Fri | May 3, 2024

Editorial | Unfriendly to the disabled

Published:Tuesday | February 20, 2024 | 12:08 AM
Lambert Brown
Lambert Brown

That Gordon House remains a challenging if not hostile environment for the physically disabled – as Lambert Brown recently found out – is not so much a case for a new parliament building as a statement of the priority Jamaica, including the State, places on accommodating or embracing people with disabilities.

Public officials often say the right things and set seemingly appropriate rules, which soon drift from their consciousness and are forgotten. In other words, declarations tend to be conflated with action so become, in policymakers’ minds, the ends themselves.

In this case, Parliament, in 2014, passed a Disabilities Act that set out obligations to ensure the society’s fair treatment of people with disabilities, including their capacity to access buildings.

It took nearly eight years between the approval of that law and the crafting of its operating regulations and, therefore, the timing of its promulgation in February 2022. After that, the legislation gave owners and operators of public and commercial buildings two years to make their premises “readily accessible and usable to a person with disability”.
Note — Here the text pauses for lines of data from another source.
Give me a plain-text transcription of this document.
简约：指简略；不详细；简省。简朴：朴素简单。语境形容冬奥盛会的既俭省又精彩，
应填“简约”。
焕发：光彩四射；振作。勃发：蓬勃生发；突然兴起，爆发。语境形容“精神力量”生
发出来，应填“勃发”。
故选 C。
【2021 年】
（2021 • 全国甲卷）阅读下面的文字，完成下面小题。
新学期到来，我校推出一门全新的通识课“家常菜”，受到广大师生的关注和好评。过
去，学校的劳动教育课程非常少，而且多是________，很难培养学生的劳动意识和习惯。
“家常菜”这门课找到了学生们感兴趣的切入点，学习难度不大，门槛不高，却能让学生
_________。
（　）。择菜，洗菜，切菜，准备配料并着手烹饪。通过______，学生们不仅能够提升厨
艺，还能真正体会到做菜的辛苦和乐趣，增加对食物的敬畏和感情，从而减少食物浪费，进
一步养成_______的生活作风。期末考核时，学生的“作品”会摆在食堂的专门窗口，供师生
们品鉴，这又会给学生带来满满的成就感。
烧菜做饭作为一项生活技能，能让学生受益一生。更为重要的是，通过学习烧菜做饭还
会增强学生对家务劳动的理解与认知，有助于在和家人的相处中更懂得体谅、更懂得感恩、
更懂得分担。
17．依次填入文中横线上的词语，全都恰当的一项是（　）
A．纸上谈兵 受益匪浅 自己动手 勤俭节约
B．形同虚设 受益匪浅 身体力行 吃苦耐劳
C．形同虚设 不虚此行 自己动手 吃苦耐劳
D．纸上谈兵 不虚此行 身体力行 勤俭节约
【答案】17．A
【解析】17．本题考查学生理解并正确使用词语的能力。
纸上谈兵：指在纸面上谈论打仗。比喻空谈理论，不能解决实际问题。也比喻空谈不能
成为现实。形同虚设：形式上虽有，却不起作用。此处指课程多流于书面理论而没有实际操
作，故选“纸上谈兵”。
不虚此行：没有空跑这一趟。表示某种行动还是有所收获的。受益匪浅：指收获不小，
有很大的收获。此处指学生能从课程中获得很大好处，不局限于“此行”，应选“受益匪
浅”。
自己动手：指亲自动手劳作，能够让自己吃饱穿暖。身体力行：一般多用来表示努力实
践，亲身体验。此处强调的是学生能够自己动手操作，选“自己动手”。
Mr Brown, an opposition senator, recently suffered a serious illness. He returned to the legislature this month, days before the grace period ended for the retrofitting of public and commercial buildings.

BOUND BY RULES

Section 49 of the law says: “This Act binds the Crown ... .” In other words, the Government is bound by its rules and regulations and like private persons, can be held legally accountable for failing to adhere to its requirements. Citizens have the right of action and redress.

Mr Brown told his colleagues the difficulty he had, as a temporarily physically disabled person, ascending Gordon House’s single flight of stairs even with the aid of his nurse.

“... Lawmakers are the biggest promoters of law breaking when it comes to the Disabilities Act,” he said.

This, of course, should not be the case. The managers of Parliament were not taken by surprise and ought to have been keenly aware not only of their obligations, but of the symbolic value of the legislature being seen to do the right – not least with respect to this law.

Moreover, in February 2022, at the time the Disabilities Act was being promulgated, Gordon House was in a tizzy over the disrepair of a wheelchair lift, whose batteries had, apparently, run down. It may have been left unserviced for so long as to cause questions as to whether it could ever be operable again.

And as Mr Brown reminded the Senate, there have been multiple promises, over several years, to install an internal lift at Gordon House – which has not happened.

Mr Brown’s ultimate takeaway from the absence of these facilities is that a new parliament building is required.

“It’s time for the construction of a modern Parliament that can meet the requirements of the Disabilities Act,” he said. “What example is Parliament setting for the rest of the nation when the Parliament itself is in breach of its own laws that access must be available to people with disability?”

RHETORICAL QUESTION

That is a logically rhetorical question. The construction of a new parliament building may indeed be sensible, although not, as proposed, at Heroes Circle, so as to deprive surrounding communities of the last significant bit of green space in downtown Kingston. But constructing a new parliament building, which will take years to complete and cost billions of dollars, does not obviate the Government’s immediate obligation to the requirements of the Disabilities Act.

Having a fully and consistently operable wheelchair lift at Gordon House should not be beyond the capabilities of the Government. Neither does it require engineering genius to install a small elevator in the building. There are various technologies for those that are designed for use in small spaces. It can be done in days.

In the meantime, the labour and social security minister, Pearnel Charles Jr, who has oversight of disabilities policy, should commission a review of compliance with the law, starting with government buildings. Further, the Jamaica Council for Person with Disabilities should also produce, and seek to have tabled in Parliament, a review of compliance with the social provisions of the act.